Scheibbs in der Außenseiterrolle. Im Vorjahr schaffte der TC Sparkasse Scheibbs den zweiten Platz, heuer warten in Kirchdorf starke Konkurrenten.

Von Sebastian Ressl. Erstellt am 05. September 2017 (03:00)
Licht und Schatten. Während sich Matthias Haim in Scheibbs gegen Kirchdorf geschlagen geben musste, war er in Steyr gegen Dominic Hejhal erfolgreich.
Ressl

Am kommenden Freitag startet der TC Sparkasse Scheibbs in das zweite Final-Four (Bundesligafinale) in Folge.

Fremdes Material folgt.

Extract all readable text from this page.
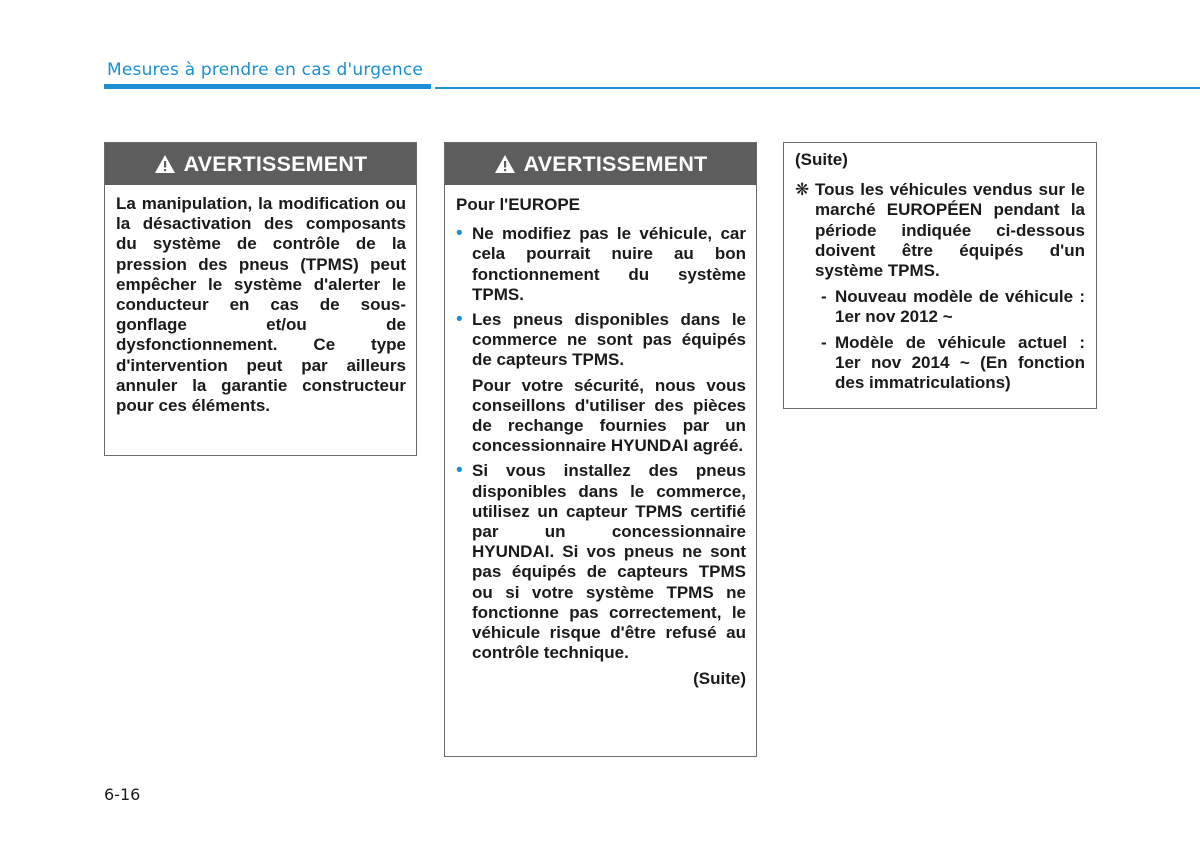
Mesures à prendre en cas d'urgence
AVERTISSEMENT
La manipulation, la modification ou la désactivation des composants du système de contrôle de la pression des pneus (TPMS) peut empêcher le système d'alerter le conducteur en cas de sous-gonflage et/ou de dysfonctionnement. Ce type d'intervention peut par ailleurs annuler la garantie constructeur pour ces éléments.
AVERTISSEMENT
Pour l'EUROPE
• Ne modifiez pas le véhicule, car cela pourrait nuire au bon fonctionnement du système TPMS.
• Les pneus disponibles dans le commerce ne sont pas équipés de capteurs TPMS.
Pour votre sécurité, nous vous conseillons d'utiliser des pièces de rechange fournies par un concessionnaire HYUNDAI agréé.
• Si vous installez des pneus disponibles dans le commerce, utilisez un capteur TPMS certifié par un concessionnaire HYUNDAI. Si vos pneus ne sont pas équipés de capteurs TPMS ou si votre système TPMS ne fonctionne pas correctement, le véhicule risque d'être refusé au contrôle technique.
(Suite)
(Suite)
❋ Tous les véhicules vendus sur le marché EUROPÉEN pendant la période indiquée ci-dessous doivent être équipés d'un système TPMS.
- Nouveau modèle de véhicule : 1er nov 2012 ~
- Modèle de véhicule actuel : 1er nov 2014 ~ (En fonction des immatriculations)
6-16
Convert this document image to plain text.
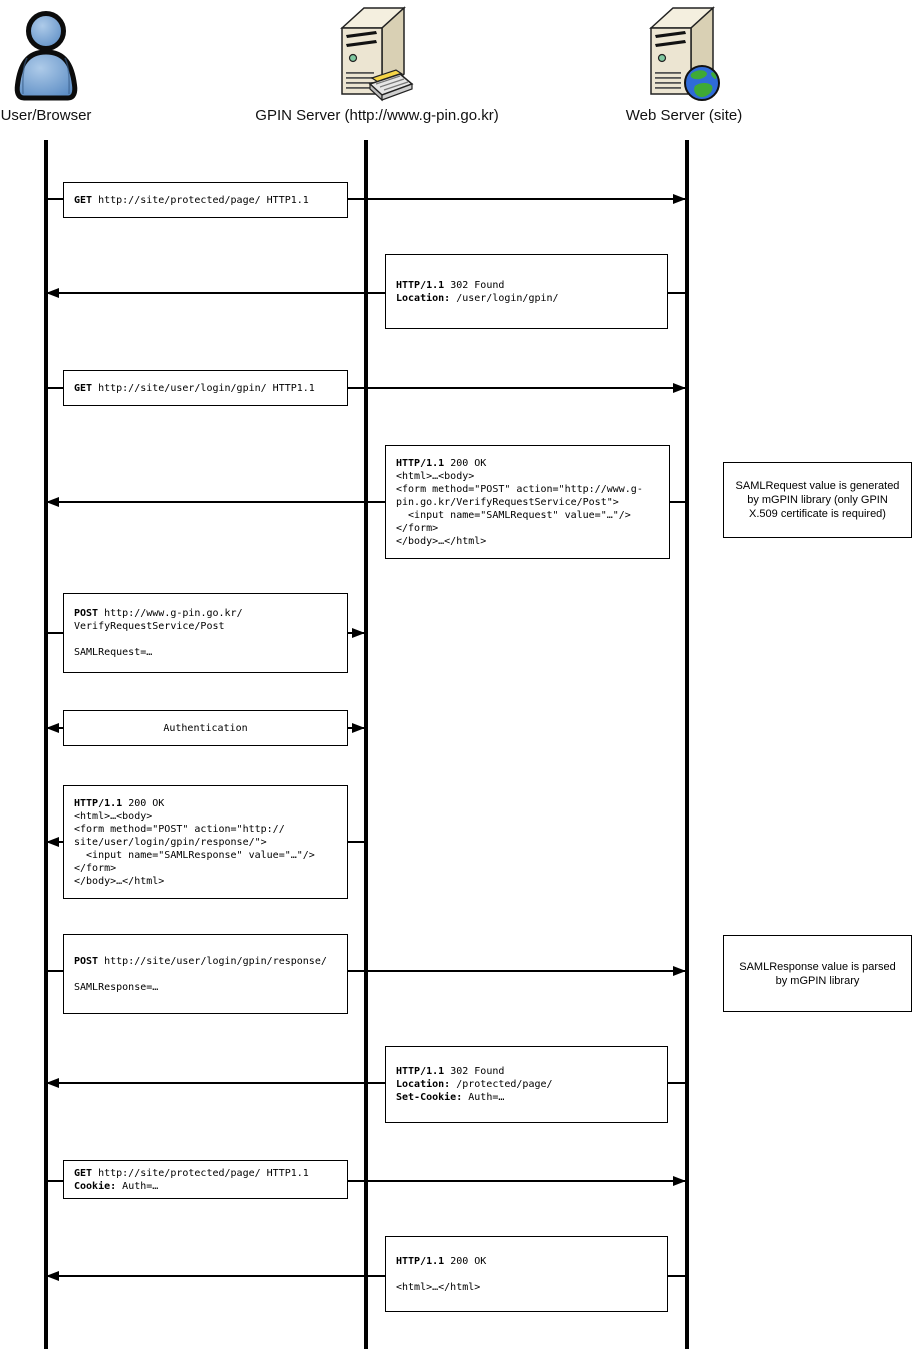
User/Browser	GPIN Server (http://www.g-pin.go.kr)	Web Server (site)
GET http://site/protected/page/ HTTP1.1
HTTP/1.1 302 Found
Location: /user/login/gpin/
GET http://site/user/login/gpin/ HTTP1.1
HTTP/1.1 200 OK
<html>…<body>
<form method="POST" action="http://www.g-
pin.go.kr/VerifyRequestService/Post">
<input name="SAMLRequest" value="…"/>
</form>
</body>…</html>
POST http://www.g-pin.go.kr/
VerifyRequestService/Post
SAMLRequest=…
Authentication
HTTP/1.1 200 OK
<html>…<body>
<form method="POST" action="http://
site/user/login/gpin/response/">
<input name="SAMLResponse" value="…"/>
</form>
</body>…</html>
POST http://site/user/login/gpin/response/
SAMLResponse=…
HTTP/1.1 302 Found
Location: /protected/page/
Set-Cookie: Auth=…
GET http://site/protected/page/ HTTP1.1
Cookie: Auth=…
HTTP/1.1 200 OK
<html>…</html>
SAMLRequest value is generated by mGPIN library (only GPIN X.509 certificate is required)
SAMLResponse value is parsed by mGPIN library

Nachdem das Team im Vorjahr den zweiten Platz erreichen konnte, wartet im heurigen Semifinalspiel (Freitag, 8. September, ab 11 Uhr) ein starker Gegner auf die Bezirkshauptstädter. „Gegen Salzburg sind wir grundsätzlich leichter Außenseiter.

Zwar konnten wir sie im Vorjahr besiegen, dennoch erwarte ich sie heuer stärker. Sie werden sich wohl revanchieren wollen“, sagt der sportliche Leiter Theo Weinbrenner jun. Nichtsdestotrotz müssen sich die Scheibbser auf keinen Fall verstecken, denn sie werden ebenfalls ein starkes Team stellen können.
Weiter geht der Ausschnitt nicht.